Pilgrims. On a Pilgrimage. By Vasily Perov, 1867. Source: wikiart.org.
When one hears the word “pilgrimage,” images such as the one above come to mind. Certainly, when I searched for images of pilgrimage, they either reflected Christian pilgrimages of old, or more current Haji pilgrimages. It’s hard to envision a modern, American, Jewish woman undertaking a Catholic-sponsored pilgrimage to Ireland, but that is exactly what I am doing.
How did this begin? Those at Carlow know it was founded by the Sisters of Mercy, and understanding this Mercy heritage is central to the university mission and beliefs. All students, staff, and faculty have a session that introduces them to the values and actions that led to the founding of both the Sisters of Mercy as well as the institution. Those interested in learning more can take a year-long course that more deeply explores the history of the Sisters of Mercy, the role of Mercy in higher education, and what the spiritual and corporal works of Mercy mean today. I enrolled in the McDarby Institute and completed the year of study last May.
Interestingly, I found many connections between Mercy history and beliefs and my own. Comfort (to the ill and mourners), caring (for the physical and spiritual needs of others), and promotion of social justice were all religious elements that Catholicism and Judaism share. Another rewarding aspect of McDarby Institute participation was the ability to connect with different people from the campus community with whom I wouldn’t ordinarily interact.
All graduates of the course were eligible to apply to participate in the pilgrimage opportunity. Nevertheless, I never considered myself a candidate. I’m not Catholic, I’m not even Christian; do Jews even go on pilgrimages? A colleague encouraged me to go to the information session to learn more, and afterwards I spoke to someone who’d gone on a past pilgrimage trip. She said that the trip changed her in significant ways. Actually being where the Sisters of Mercy started their work and physically walking in these places of history was transforming.

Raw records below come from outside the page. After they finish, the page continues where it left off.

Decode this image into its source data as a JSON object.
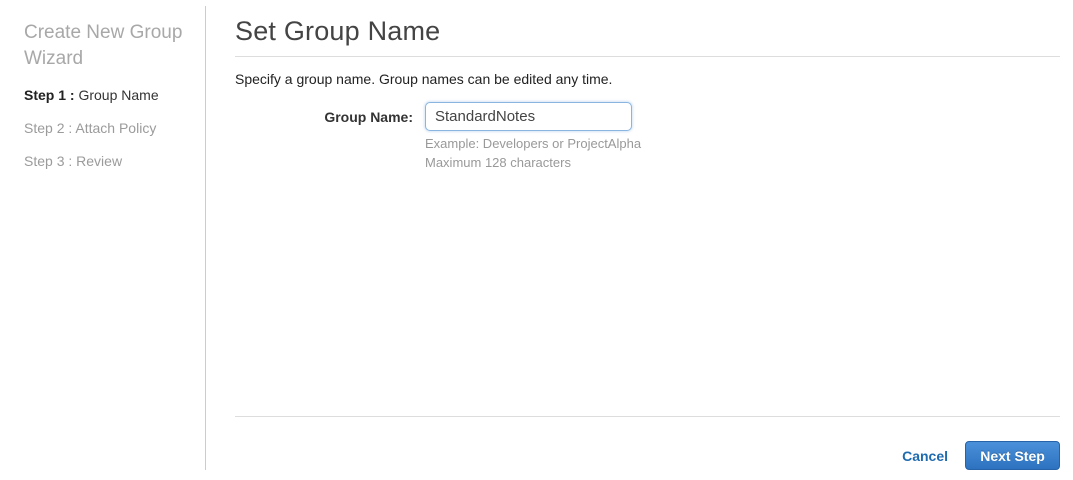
{
  "sidebar": {
    "title": "Create New Group Wizard",
    "steps": [
      {
        "prefix": "Step 1 :",
        "label": "Group Name",
        "active": true
      },
      {
        "prefix": "Step 2 :",
        "label": "Attach Policy",
        "active": false
      },
      {
        "prefix": "Step 3 :",
        "label": "Review",
        "active": false
      }
    ]
  },
  "main": {
    "title": "Set Group Name",
    "description": "Specify a group name. Group names can be edited any time.",
    "form": {
      "group_name_label": "Group Name:",
      "group_name_value": "StandardNotes",
      "hint_example": "Example: Developers or ProjectAlpha",
      "hint_max": "Maximum 128 characters"
    },
    "footer": {
      "cancel_label": "Cancel",
      "next_label": "Next Step"
    }
  },
  "colors": {
    "link_blue": "#1f6bb0",
    "button_blue_top": "#4a90d9",
    "button_blue_bottom": "#2d72c0",
    "input_border": "#8ab5e0",
    "divider": "#dddddd",
    "muted_text": "#999999"
  }
}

“You bring it home with you,” she said. “Somehow you bring that feeling home and it affects your work and your way with students and everything you do.”
I immediately knew what she meant. Several years ago when I was an teacher of Holocaust and Torah studies for 5th and 7th grade students, I took a trip to Israel with other educators. Not all people on the trip were Jewish, but I remember that during our final group reflection every single one of us felt like the experience would affect our teaching. I visited Israel again a few years later as a tourist with my family, and although the trip was memorable and enjoyable, the tone was different. Perhaps the first time was more of a pilgrimage than I thought: it was a significant journey that had the purpose of more deeply connecting with a place in a way that could affect others.
When you grow up in a young country like America, it’s humbling to walk in ancient streets of cities that existed long before anything you’ve seen before. Yet it’s not just the age, but the sense of a place that can linger long after the last crumbling ruin is seen or local delicacy tasted.
I decided to join the group and become a pilgrim.